Scientific Studies That Sound Like the Beginning of a Horror Movie
Animal testing is an unfortunate but necessary part of certain scientific fields — that is, until the scientists decide to go all Dr. Moreau on some rats. Then it’s just weird. It’s like they’ve never seen a single monster movie. If they had, they’d know they often begin with the unethical laboratory creation of a creature such as…
The Spider Goat
Spider silk is super useful for a lot of different things, but there’s a reason you don’t see a lot of spider farms. In 2012, Utah State University geneticists rectified that problem by splicing spider DNA into goat embryos, who eventually grew up to lactate spider silk.

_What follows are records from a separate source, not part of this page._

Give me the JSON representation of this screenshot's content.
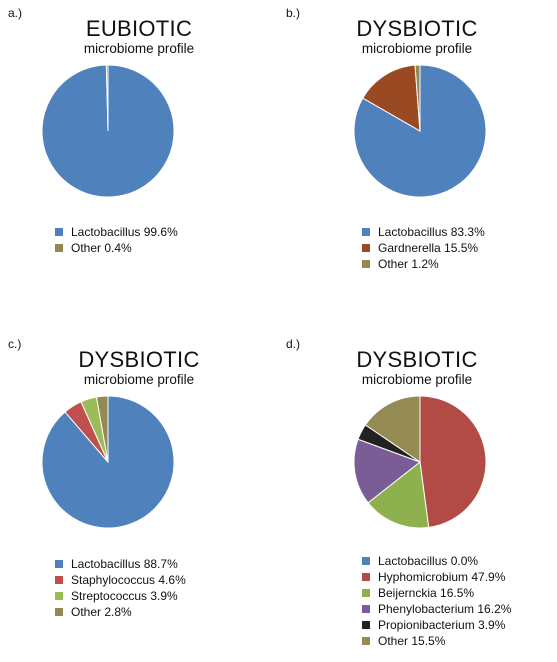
{
  "chart_data": [
    {
      "type": "pie",
      "panel_label": "a.)",
      "title": "EUBIOTIC",
      "subtitle": "microbiome profile",
      "legend_placement": "bottom",
      "series": [
        {
          "name": "Lactobacillus 99.6%",
          "value": 99.6,
          "color": "#4f81bd"
        },
        {
          "name": "Other 0.4%",
          "value": 0.4,
          "color": "#938953"
        }
      ]
    },
    {
      "type": "pie",
      "panel_label": "b.)",
      "title": "DYSBIOTIC",
      "subtitle": "microbiome profile",
      "legend_placement": "bottom",
      "series": [
        {
          "name": "Lactobacillus 83.3%",
          "value": 83.3,
          "color": "#4f81bd"
        },
        {
          "name": "Gardnerella 15.5%",
          "value": 15.5,
          "color": "#9a4a22"
        },
        {
          "name": "Other 1.2%",
          "value": 1.2,
          "color": "#938953"
        }
      ]
    },
    {
      "type": "pie",
      "panel_label": "c.)",
      "title": "DYSBIOTIC",
      "subtitle": "microbiome profile",
      "legend_placement": "bottom",
      "series": [
        {
          "name": "Lactobacillus 88.7%",
          "value": 88.7,
          "color": "#4f81bd"
        },
        {
          "name": "Staphylococcus 4.6%",
          "value": 4.6,
          "color": "#c0504d"
        },
        {
          "name": "Streptococcus 3.9%",
          "value": 3.9,
          "color": "#9bbb59"
        },
        {
          "name": "Other 2.8%",
          "value": 2.8,
          "color": "#938953"
        }
      ]
    },
    {
      "type": "pie",
      "panel_label": "d.)",
      "title": "DYSBIOTIC",
      "subtitle": "microbiome profile",
      "legend_placement": "bottom",
      "series": [
        {
          "name": "Lactobacillus 0.0%",
          "value": 0.0,
          "color": "#4f81bd"
        },
        {
          "name": "Hyphomicrobium 47.9%",
          "value": 47.9,
          "color": "#b24a45"
        },
        {
          "name": "Beijernckia 16.5%",
          "value": 16.5,
          "color": "#8fb04f"
        },
        {
          "name": "Phenylobacterium 16.2%",
          "value": 16.2,
          "color": "#7a5d96"
        },
        {
          "name": "Propionibacterium 3.9%",
          "value": 3.9,
          "color": "#222222"
        },
        {
          "name": "Other 15.5%",
          "value": 15.5,
          "color": "#948a54"
        }
      ]
    }
  ]
}
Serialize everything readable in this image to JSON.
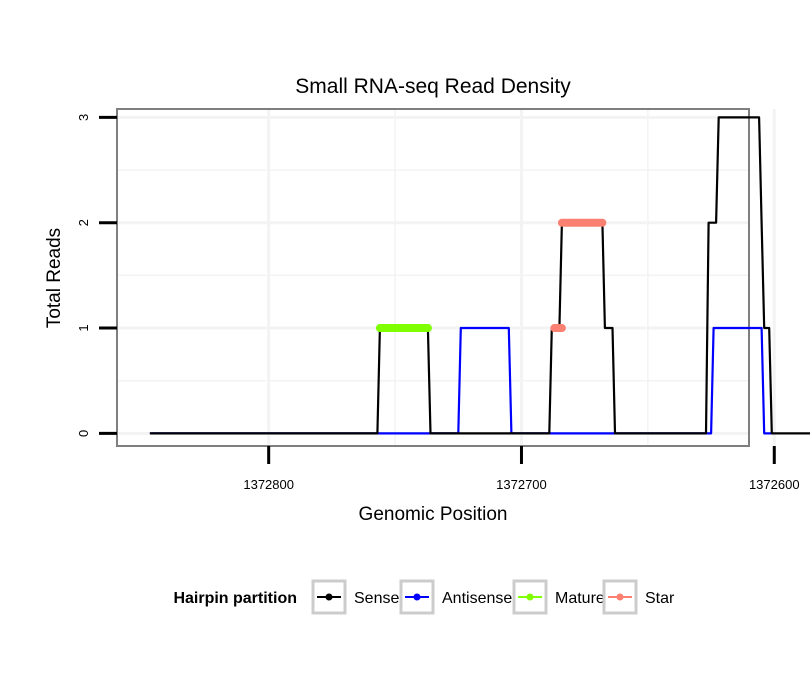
{
  "chart_data": {
    "type": "line",
    "title": "Small RNA-seq Read Density",
    "xlabel": "Genomic Position",
    "ylabel": "Total Reads",
    "x_reversed": true,
    "xlim": [
      1372860,
      1372610
    ],
    "ylim": [
      -0.12,
      3.08
    ],
    "xticks": [
      1372800,
      1372700,
      1372600
    ],
    "yticks": [
      0,
      1,
      2,
      3
    ],
    "grid": true,
    "legend_position": "bottom",
    "legend": {
      "title": "Hairpin partition",
      "entries": [
        {
          "label": "Sense",
          "color": "#000000"
        },
        {
          "label": "Antisense",
          "color": "#0000ff"
        },
        {
          "label": "Mature",
          "color": "#7fff00"
        },
        {
          "label": "Star",
          "color": "#fa8072"
        }
      ]
    },
    "series": [
      {
        "name": "Sense",
        "color": "#000000",
        "points": [
          [
            1372847,
            0
          ],
          [
            1372757,
            0
          ],
          [
            1372756,
            1
          ],
          [
            1372737,
            1
          ],
          [
            1372736,
            0
          ],
          [
            1372689,
            0
          ],
          [
            1372688,
            1
          ],
          [
            1372685,
            1
          ],
          [
            1372684,
            2
          ],
          [
            1372668,
            2
          ],
          [
            1372667,
            1
          ],
          [
            1372664,
            1
          ],
          [
            1372663,
            0
          ],
          [
            1372627,
            0
          ],
          [
            1372626,
            2
          ],
          [
            1372623,
            2
          ],
          [
            1372622,
            3
          ],
          [
            1372606,
            3
          ],
          [
            1372605,
            2
          ],
          [
            1372604,
            1
          ],
          [
            1372602,
            1
          ],
          [
            1372601,
            0
          ],
          [
            1372578,
            0
          ]
        ]
      },
      {
        "name": "Antisense",
        "color": "#0000ff",
        "points": [
          [
            1372847,
            0
          ],
          [
            1372725,
            0
          ],
          [
            1372724,
            1
          ],
          [
            1372705,
            1
          ],
          [
            1372704,
            0
          ],
          [
            1372625,
            0
          ],
          [
            1372624,
            1
          ],
          [
            1372605,
            1
          ],
          [
            1372604,
            0
          ],
          [
            1372601,
            0
          ]
        ]
      }
    ],
    "segments": [
      {
        "name": "Mature",
        "color": "#7fff00",
        "x_start": 1372756,
        "x_end": 1372737,
        "y": 1
      },
      {
        "name": "Star",
        "color": "#fa8072",
        "x_start": 1372687,
        "x_end": 1372684,
        "y": 1
      },
      {
        "name": "Star",
        "color": "#fa8072",
        "x_start": 1372684,
        "x_end": 1372668,
        "y": 2
      }
    ]
  }
}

A spider goat might not seem that scary — it would probably just bleat at you even if its eight little legs got close enough to do any damage — but do you want one in the room with you?
The Man Mice
In 2013, scientists at the University of Rochester implanted human glial brain cells into the brains of newborn mice, who became much smarter and learned faster than other mice as a result. They may have proved that glial cells play an important role in learning that we’ve previously overlooked, but they also definitely created a race of supervillains.
Acid Elephant
In the ‘60s, experimenting with LSD was all the rage, in both the scientific and “hanging out in your friend’s cousin’s basement” senses of the word. By 1962, scientists at the University of Oklahoma had run out of ideas until one of them asked, “What if we gave an elephant a thousand doses?” The answer was probably a lot less fun than they expected, as the poor animal died a swift but grim death, but they probably expected less than they would have if they’d done it after watching Cocaine Bear.
Magnetized Cockroaches
“Can you turn a cockroach into a magnet?” is a question you only ask after you’ve been seriously scientifically jaded, but in 2017, scientists at the Nanyang Technological University did just that when they stuck some roaches into a super-strong magnetic field and measured what happened. Again, what happened was the creation of the most disgusting X-Men, though the magnetic effects wore off quickly in living roaches. The truly weird part is that the effect lasted way longer in dead roaches, but we probably don’t have to worry about that. Unless someone creates…
Zombie Dogs
Believe it or not, we do know how to bring once-living creatures back from the dead. In 1934, biologist Robert E. Cornish successfully revived two dogs by injecting them full of adrenaline and anticoagulants and then moving them really fast on a teeter-totter. Yes, really.
Of course, the dogs came back blind and mindless… kind of like a zombie. Cornish hoped to try his method on humans, specifically a recently executed prisoner, but the government forbade it not out of any fear of a zombie apocalypse but because they weren’t sure how double jeopardy laws applied to a revived corpse. Zombies can be such a legal headache.